Ultimately American readers may have to confront their inner Puritan, not to mention quell their knee-jerk objections to women being compared to Hungarian dishes (in the story “The Whores”, prostitutes working a road between Tapolca and Szigliget are given names like “Stuffed Cabbage”, “Fried Chicken Breast”, and “Chocolate Bread Pudding.”) After reading further, it becomes apparent that Blumenthal—like his hyperbolic title suggests—is pushing the envelope of human sexuality as well as human foible.
In “He Had Tried” Blumenthal lists all the assorted paramours, exotic locales, and improbable positions one man tries in order to achieve sexual nirvana (or perhaps, just a simple orgasm.) The list is so exhaustive that it’s more amusing than erotic. And there are many more examples of this humor coursing through Blumenthal’s collection.
One of the first things Blumenthal said to me when I interviewed him by phone was that I probably thought he was a horny old man. I laughed him off because one of the first things they teach you in creative writing class isnot to assume a writer’s fictional story is merely a thinly disguised autobiography.
Sure, if you read his bio there are some parallels between the author and the characters and details in his stories. Blumenthal does have a French wife and a son. He is a middle-aged writer. He is Jewish and is from New Jersey/New York. He has traveled to places he mentions in the book. He does speak multiple languages. And so on.
But he quickly dispels any doubt by addressing the matter head-on in the Author’s Note—which I almost skipped over. I include it here because it so succinctly sums up the very point of fiction writing.

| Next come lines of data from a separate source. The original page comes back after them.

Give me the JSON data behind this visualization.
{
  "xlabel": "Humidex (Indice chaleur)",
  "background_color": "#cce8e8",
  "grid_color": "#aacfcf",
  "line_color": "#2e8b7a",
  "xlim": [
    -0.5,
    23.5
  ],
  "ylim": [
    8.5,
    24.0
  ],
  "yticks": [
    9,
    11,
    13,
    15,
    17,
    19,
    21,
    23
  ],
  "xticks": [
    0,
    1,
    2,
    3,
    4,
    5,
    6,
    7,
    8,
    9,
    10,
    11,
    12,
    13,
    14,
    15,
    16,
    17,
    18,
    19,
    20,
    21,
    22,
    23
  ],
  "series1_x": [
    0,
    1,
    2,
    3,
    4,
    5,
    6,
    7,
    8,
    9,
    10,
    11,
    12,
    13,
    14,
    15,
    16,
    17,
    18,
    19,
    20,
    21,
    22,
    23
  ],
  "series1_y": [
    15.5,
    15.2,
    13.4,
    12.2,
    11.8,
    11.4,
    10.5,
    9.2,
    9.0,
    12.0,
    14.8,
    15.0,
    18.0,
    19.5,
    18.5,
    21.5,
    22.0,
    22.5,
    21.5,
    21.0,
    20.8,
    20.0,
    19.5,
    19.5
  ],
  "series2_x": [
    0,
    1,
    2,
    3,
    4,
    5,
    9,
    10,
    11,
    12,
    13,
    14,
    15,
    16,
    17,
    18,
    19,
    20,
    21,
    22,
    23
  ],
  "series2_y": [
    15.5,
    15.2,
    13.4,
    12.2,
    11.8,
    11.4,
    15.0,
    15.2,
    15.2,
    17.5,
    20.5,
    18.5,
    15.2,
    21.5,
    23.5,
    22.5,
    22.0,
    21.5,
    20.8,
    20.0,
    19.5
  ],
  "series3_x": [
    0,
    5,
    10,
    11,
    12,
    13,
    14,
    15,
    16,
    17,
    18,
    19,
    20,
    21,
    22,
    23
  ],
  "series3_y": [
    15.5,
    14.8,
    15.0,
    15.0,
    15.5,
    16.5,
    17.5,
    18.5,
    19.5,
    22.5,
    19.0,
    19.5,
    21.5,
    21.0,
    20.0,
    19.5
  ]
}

What follows are works of fiction, howsoever they may depend for their genesis and some of their details on actual occurrences and actual people in my life, myself included. What they are decidedly not, dear readers, are mere autobiographical vignettes disguised as something else. We fiction writers are not, like Bartleby, copyists—we are rather embellishers, inventors, liars, exaggerators, people who, as the poet Robert Pack, once put it, tell personal lies in order to tell impersonal truths.
I love this description of fiction. It’s exactly right. And as if to hammer home his point, midway through “The Greatest Jewish-American Lover in Hungarian History” Blumenthal includes an exchange between a professor and his young and vivacious female student that takes this idea of truth versus fictional flight-of-fancy and reveals the consequences of confusing the two.

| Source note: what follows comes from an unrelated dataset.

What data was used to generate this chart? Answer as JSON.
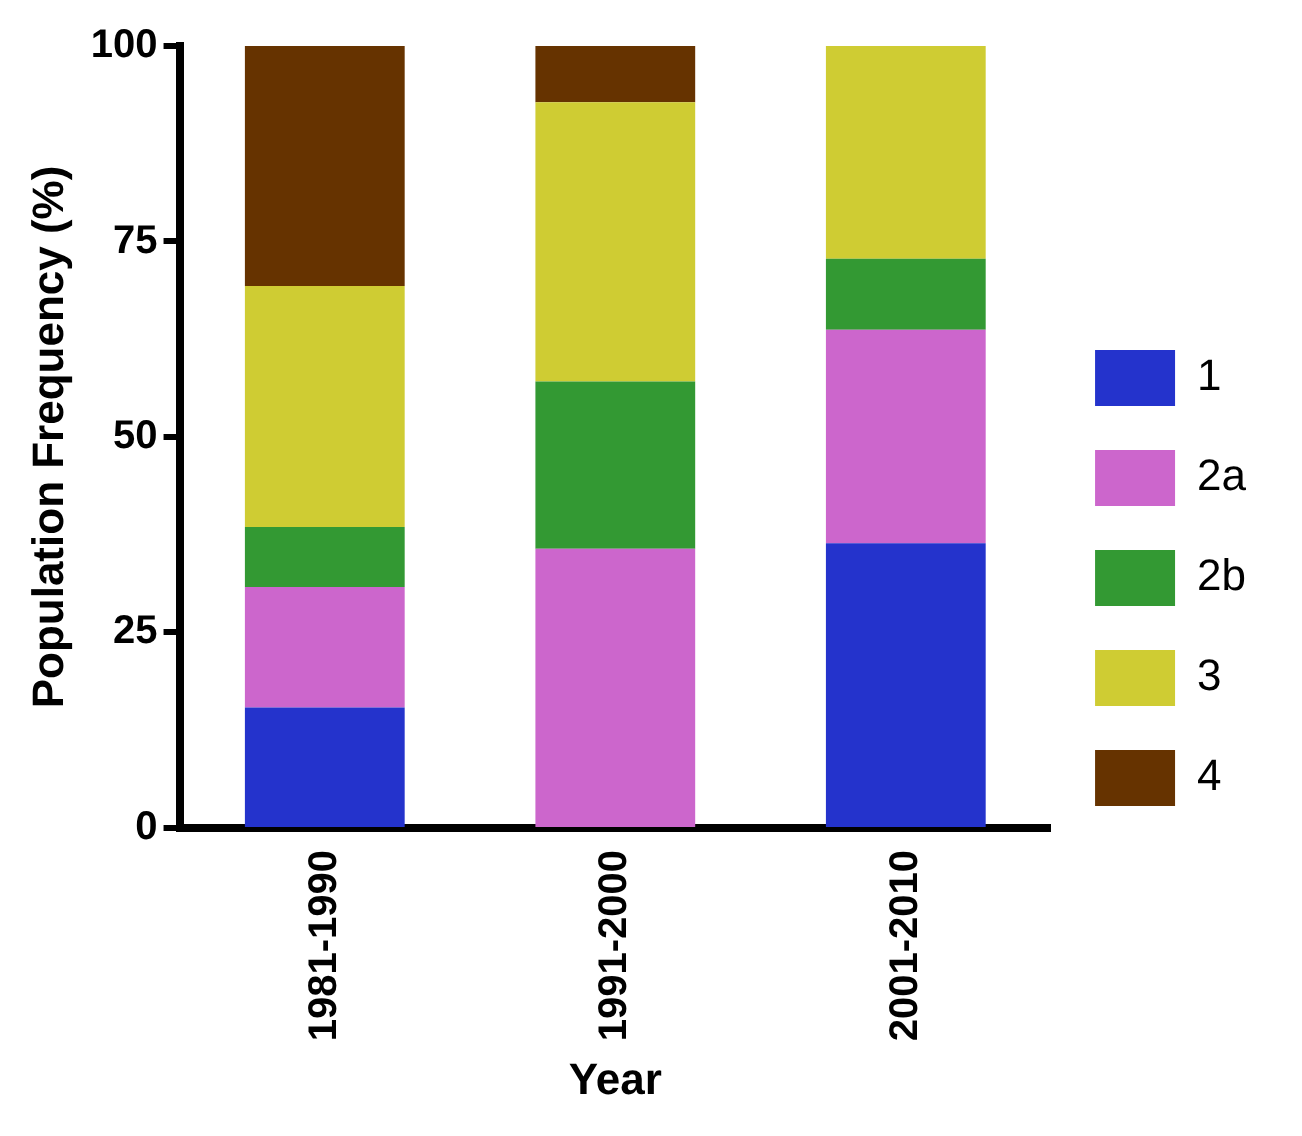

I think I can detect an unembellished, personal “truth” in one of Blumenthal’s stories, though. In the tender and beautifully written “My French Wife”, he details the quick courtship and marriage of a couple—an American man and a French woman—their myriad differences and the ways in which they clash. Some of their issues are cultural and some are just typical of married life. Still, their love and affection for each other is clear, even when the husband is shaking his head at his wife when she declares she’d rather live a full life than sit and watch sports and be a potato couch.
When at the end of the story the wife asks her husband if he thinks they should divorce, his answer is so nuanced that it felt true to me—and “real, touching and believable”, just as Blumenthal intended.